The European Commission has strongly criticised food importers for not being vigilant enough following revelations that illegal GM (genetically modified) rice from China had been allowed into the bloc.
"The presence of traces of unauthorised GMOs in food in the EU is illegal and it is the responsibility of operators to ensure that they do not place on the market food which does not comply with EU law," a commission spokesperson said on Tuesday (5 September).
The commission was reacting to reports by environmental groups that illegal genetically engineered rice from China had got into food products in France, Germany and the UK.
Greenpeace and Friends of the Earth tested samples of rice products and found five positive samples where illegal GM traces were found.
"These findings are shocking and should trigger high-level responses," said Jeremy Tager from Greenpeace international.
The green groups noted that the findings could be the "tip of the iceberg" as rice products are "included in everything from baby food to yoghurt."
Speaking about the findings, the commission said "Operators are clearly not doing enough."
"The commission has written on Friday to operators...[to say] that we expect any rice product with illegal content to be kept off the market."
The commission is also going to write to the Chinese authorities to ask for further information about the case, said the spokesperson.

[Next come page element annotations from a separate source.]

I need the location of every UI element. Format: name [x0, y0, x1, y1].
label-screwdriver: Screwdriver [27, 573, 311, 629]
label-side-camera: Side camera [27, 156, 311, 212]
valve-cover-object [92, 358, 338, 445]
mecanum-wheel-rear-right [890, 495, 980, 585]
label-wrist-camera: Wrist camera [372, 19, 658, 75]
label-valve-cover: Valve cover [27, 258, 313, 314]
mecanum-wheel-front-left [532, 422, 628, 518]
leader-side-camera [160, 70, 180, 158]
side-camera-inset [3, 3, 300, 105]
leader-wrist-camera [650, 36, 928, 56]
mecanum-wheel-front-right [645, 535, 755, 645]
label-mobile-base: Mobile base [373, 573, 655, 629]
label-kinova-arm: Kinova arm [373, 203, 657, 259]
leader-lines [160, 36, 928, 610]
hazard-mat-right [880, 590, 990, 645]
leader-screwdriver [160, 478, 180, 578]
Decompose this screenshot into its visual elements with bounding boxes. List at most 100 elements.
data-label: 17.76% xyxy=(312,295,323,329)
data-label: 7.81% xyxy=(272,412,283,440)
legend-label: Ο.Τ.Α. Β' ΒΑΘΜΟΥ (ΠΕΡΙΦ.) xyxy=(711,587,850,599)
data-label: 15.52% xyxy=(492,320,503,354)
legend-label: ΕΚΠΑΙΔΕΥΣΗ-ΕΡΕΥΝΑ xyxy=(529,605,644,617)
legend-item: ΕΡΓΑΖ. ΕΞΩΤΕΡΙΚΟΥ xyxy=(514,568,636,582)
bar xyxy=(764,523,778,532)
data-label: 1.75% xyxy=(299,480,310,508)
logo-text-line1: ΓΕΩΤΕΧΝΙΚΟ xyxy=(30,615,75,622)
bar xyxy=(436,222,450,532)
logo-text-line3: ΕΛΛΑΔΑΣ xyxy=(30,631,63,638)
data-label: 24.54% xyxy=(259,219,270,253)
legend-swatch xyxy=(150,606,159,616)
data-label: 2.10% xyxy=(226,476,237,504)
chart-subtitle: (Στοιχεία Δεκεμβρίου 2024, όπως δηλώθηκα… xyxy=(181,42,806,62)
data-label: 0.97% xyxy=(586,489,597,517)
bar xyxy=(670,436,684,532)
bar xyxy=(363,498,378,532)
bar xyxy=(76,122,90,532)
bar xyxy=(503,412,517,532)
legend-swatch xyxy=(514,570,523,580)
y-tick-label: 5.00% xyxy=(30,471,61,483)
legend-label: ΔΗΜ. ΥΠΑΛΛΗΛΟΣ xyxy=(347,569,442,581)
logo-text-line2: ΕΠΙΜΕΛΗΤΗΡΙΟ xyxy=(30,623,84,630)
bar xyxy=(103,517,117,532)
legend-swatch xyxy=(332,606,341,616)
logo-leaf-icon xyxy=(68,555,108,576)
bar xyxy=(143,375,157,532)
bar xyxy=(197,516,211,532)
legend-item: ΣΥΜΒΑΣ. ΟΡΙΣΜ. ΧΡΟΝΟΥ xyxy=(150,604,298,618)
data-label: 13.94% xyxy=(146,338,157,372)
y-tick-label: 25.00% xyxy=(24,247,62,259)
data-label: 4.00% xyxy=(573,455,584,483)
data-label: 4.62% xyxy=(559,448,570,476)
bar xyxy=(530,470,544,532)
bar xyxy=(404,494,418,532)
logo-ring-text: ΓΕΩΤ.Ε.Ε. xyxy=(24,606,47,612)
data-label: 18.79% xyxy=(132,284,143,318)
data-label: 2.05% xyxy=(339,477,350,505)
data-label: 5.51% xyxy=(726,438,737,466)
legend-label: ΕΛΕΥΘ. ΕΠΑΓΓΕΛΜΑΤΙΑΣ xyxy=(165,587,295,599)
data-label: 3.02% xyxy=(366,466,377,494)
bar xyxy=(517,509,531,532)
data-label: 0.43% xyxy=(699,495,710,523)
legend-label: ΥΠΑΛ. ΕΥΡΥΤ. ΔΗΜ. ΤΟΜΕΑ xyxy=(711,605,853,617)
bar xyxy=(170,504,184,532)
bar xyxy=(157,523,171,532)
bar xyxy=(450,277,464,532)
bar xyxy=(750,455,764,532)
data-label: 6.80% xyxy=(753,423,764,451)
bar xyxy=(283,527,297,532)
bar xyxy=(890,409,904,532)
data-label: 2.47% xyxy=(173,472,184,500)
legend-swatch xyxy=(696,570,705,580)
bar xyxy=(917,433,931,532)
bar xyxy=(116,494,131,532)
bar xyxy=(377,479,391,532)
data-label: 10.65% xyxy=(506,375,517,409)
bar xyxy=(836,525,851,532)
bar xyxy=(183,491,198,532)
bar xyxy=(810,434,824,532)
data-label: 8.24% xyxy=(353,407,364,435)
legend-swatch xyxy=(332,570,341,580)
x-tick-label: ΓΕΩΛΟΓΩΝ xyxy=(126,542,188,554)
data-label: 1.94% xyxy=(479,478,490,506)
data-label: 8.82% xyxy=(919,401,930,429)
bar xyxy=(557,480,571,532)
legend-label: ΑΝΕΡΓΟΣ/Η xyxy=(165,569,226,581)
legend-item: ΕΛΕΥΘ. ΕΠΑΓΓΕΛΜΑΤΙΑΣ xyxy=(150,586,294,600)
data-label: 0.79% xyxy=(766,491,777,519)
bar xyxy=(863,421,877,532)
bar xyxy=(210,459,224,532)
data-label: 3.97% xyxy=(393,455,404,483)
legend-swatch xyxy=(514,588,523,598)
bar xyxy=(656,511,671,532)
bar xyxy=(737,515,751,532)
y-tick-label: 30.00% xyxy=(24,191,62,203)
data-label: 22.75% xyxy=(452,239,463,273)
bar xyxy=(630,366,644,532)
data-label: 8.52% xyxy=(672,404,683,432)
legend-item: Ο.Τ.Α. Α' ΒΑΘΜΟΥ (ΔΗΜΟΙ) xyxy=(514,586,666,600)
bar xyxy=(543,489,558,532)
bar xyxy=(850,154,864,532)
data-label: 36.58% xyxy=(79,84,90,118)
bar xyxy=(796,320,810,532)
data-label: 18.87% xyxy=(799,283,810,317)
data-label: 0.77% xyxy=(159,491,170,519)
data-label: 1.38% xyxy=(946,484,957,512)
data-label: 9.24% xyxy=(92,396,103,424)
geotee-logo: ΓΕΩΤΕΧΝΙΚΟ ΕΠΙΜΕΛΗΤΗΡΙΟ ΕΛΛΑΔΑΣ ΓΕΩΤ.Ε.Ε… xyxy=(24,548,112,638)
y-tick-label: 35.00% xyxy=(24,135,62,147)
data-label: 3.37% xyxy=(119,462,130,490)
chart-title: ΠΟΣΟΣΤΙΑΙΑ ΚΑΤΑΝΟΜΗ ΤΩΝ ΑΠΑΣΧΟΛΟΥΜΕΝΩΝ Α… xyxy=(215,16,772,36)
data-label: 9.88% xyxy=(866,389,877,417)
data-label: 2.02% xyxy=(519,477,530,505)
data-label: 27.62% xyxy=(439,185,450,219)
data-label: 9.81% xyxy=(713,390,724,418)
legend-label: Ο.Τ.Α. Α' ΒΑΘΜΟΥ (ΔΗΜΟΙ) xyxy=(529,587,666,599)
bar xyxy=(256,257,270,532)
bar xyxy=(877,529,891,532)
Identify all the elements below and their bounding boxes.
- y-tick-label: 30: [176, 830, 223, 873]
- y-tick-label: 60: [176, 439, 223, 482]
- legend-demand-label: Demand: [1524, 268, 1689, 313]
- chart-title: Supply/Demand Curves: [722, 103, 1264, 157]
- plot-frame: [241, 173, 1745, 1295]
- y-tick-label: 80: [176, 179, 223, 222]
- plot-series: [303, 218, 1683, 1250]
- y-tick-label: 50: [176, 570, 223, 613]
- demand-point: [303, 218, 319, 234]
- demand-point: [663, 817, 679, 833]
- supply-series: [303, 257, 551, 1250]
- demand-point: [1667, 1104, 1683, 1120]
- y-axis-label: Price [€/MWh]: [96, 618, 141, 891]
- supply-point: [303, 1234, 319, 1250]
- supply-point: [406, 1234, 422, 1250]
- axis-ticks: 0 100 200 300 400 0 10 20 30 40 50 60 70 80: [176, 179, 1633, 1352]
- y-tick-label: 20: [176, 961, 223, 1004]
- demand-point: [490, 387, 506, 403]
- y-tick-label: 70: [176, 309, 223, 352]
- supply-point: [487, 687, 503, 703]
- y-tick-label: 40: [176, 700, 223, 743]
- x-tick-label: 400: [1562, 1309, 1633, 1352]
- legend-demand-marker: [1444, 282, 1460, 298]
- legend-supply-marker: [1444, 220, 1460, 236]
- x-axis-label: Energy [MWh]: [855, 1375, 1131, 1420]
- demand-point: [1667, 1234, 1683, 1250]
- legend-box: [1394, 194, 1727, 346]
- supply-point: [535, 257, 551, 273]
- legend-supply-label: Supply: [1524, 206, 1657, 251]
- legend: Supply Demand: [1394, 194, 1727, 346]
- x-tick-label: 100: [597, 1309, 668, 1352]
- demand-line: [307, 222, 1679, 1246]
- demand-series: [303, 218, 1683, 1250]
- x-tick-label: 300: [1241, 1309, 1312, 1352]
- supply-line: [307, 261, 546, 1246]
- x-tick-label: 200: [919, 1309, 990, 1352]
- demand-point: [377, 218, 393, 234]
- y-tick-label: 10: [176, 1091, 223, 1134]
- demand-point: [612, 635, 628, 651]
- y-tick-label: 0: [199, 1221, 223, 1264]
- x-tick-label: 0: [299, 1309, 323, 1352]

Friends of the Earth called for an immediate ban on Chinese rice imports.
"The European Commission must react quickly and ban imports from China until consumers can be guaranteed that foods containing rice are safe from contamination," said spokesman Adrian Bebb.
"Chinese foods already in shops should also be immediately tested and products recalled if necessary."
This is the second time illegal GM products have entered the EU in less than a month - although no GM rice products have been approved for sale in Europe.
In August, US long-grain rice containing the unauthorised genetically modified strain LL Rice 601 also found its way into the bloc.
The commission responded by imposing tough restrictions under which all long-grain rice from the US must be tested for this strain before being allowed into the EU - the measures are to stay in place for six months.
EU member state authorities are responsible for controlling imports at their borders and should also carry out controls on products already on the market.
The commission on Tuesday asked them to do more at their borders and make reports to an expert EU committee on 11 September.